Broaddus Matt, Park Edwin
Health Policy Department, The Center on Budget and Policy Priorities, Washington, DC 20002, USA.
J Ambul Care Manage. 2006 Oct-Dec;29(4):254-71. doi: 10.1097/00004479-200610000-00002.
In order to better inform the debate as federal policymakers prepare to reauthorize the State Children's Health Insurance Program (SCHIP) in 2007, this brief analyzes the key components of the financing structure of SCHIP including capped federal block-grant funding, the methodology for determining state's allotments of federal funding, the period of availability of allotments, and the redistribution of unspent funds. In addition, estimates presented in this brief indicate that under Congressional Budget Office baseline assumptions, SCHIP is reauthorized but annual SCHIP funding will be permanently frozen at 5.04 billion US dollars without any increases for population growth or healthcare inflation. As a result, states will suffer an aggregate federal SCHIP funding shortfall of 10.4 billion US dollars to 12.1 billion US dollars over the 5-year period from 2008 through 2012, thus placing SCHIP coverage of many low-income children at significant risk. As part of SCHIP reauthorization, federal policymakers should include substantial increases to SCHIP funding above baseline levels to avert these shortfalls.

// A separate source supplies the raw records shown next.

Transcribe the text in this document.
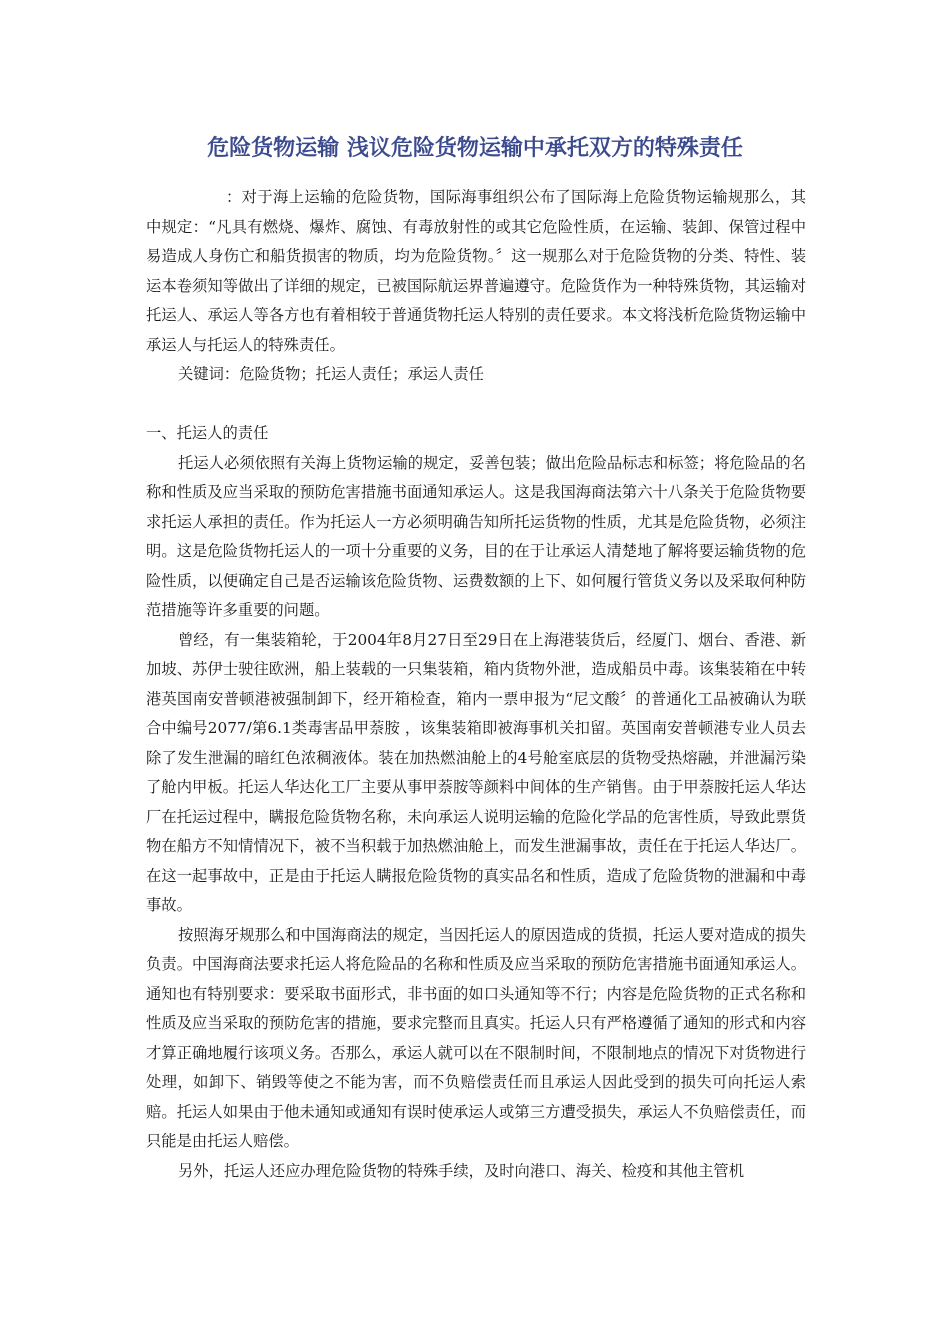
危险货物运输 浅议危险货物运输中承托双方的特殊责任

：对于海上运输的危险货物，国际海事组织公布了国际海上危险货物运输规那么，其中规定：“凡具有燃烧、爆炸、腐蚀、有毒放射性的或其它危险性质，在运输、装卸、保管过程中易造成人身伤亡和船货损害的物质，均为危险货物。〞这一规那么对于危险货物的分类、特性、装运本卷须知等做出了详细的规定，已被国际航运界普遍遵守。危险货作为一种特殊货物，其运输对托运人、承运人等各方也有着相较于普通货物托运人特别的责任要求。本文将浅析危险货物运输中承运人与托运人的特殊责任。

关键词：危险货物；托运人责任；承运人责任

一、托运人的责任

托运人必须依照有关海上货物运输的规定，妥善包装；做出危险品标志和标签；将危险品的名称和性质及应当采取的预防危害措施书面通知承运人。这是我国海商法第六十八条关于危险货物要求托运人承担的责任。作为托运人一方必须明确告知所托运货物的性质，尤其是危险货物，必须注明。这是危险货物托运人的一项十分重要的义务，目的在于让承运人清楚地了解将要运输货物的危险性质，以便确定自己是否运输该危险货物、运费数额的上下、如何履行管货义务以及采取何种防范措施等许多重要的问题。

曾经，有一集装箱轮，于2004年8月27日至29日在上海港装货后，经厦门、烟台、香港、新加坡、苏伊士驶往欧洲，船上装载的一只集装箱，箱内货物外泄，造成船员中毒。该集装箱在中转港英国南安普顿港被强制卸下，经开箱检查，箱内一票申报为“尼文酸〞的普通化工品被确认为联合中编号2077/第6.1类毒害品甲萘胺 ，该集装箱即被海事机关扣留。英国南安普顿港专业人员去除了发生泄漏的暗红色浓稠液体。装在加热燃油舱上的4号舱室底层的货物受热熔融，并泄漏污染了舱内甲板。托运人华达化工厂主要从事甲萘胺等颜料中间体的生产销售。由于甲萘胺托运人华达厂在托运过程中，瞒报危险货物名称，未向承运人说明运输的危险化学品的危害性质，导致此票货物在船方不知情情况下，被不当积载于加热燃油舱上，而发生泄漏事故，责任在于托运人华达厂。在这一起事故中，正是由于托运人瞒报危险货物的真实品名和性质，造成了危险货物的泄漏和中毒事故。

按照海牙规那么和中国海商法的规定，当因托运人的原因造成的货损，托运人要对造成的损失负责。中国海商法要求托运人将危险品的名称和性质及应当采取的预防危害措施书面通知承运人。通知也有特别要求：要采取书面形式，非书面的如口头通知等不行；内容是危险货物的正式名称和性质及应当采取的预防危害的措施，要求完整而且真实。托运人只有严格遵循了通知的形式和内容才算正确地履行该项义务。否那么，承运人就可以在不限制时间，不限制地点的情况下对货物进行处理，如卸下、销毁等使之不能为害，而不负赔偿责任而且承运人因此受到的损失可向托运人索赔。托运人如果由于他未通知或通知有误时使承运人或第三方遭受损失，承运人不负赔偿责任，而只能是由托运人赔偿。

另外，托运人还应办理危险货物的特殊手续，及时向港口、海关、检疫和其他主管机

为了在联邦政策制定者准备于2007年重新授权《州儿童健康保险计划》(SCHIP)时,更好地为相关辩论提供信息,本简报分析了SCHIP融资结构的关键组成部分,包括联邦封顶整笔拨款资金、确定各州联邦资金分配份额的方法、拨款的可用期限以及未使用资金的重新分配。此外,本简报中的估计表明,根据国会预算办公室的基线假设,SCHIP获得重新授权,但SCHIP年度资金将永久冻结在50.4亿美元,不会因人口增长或医疗保健通胀而增加。因此,在2008年至2012年的5年期间,各州将面临总计104亿美元至121亿美元的联邦SCHIP资金缺口,从而使许多低收入儿童的SCHIP覆盖面临重大风险。作为SCHIP重新授权的一部分,联邦政策制定者应大幅增加SCHIP资金,使其高于基线水平,以避免这些缺口。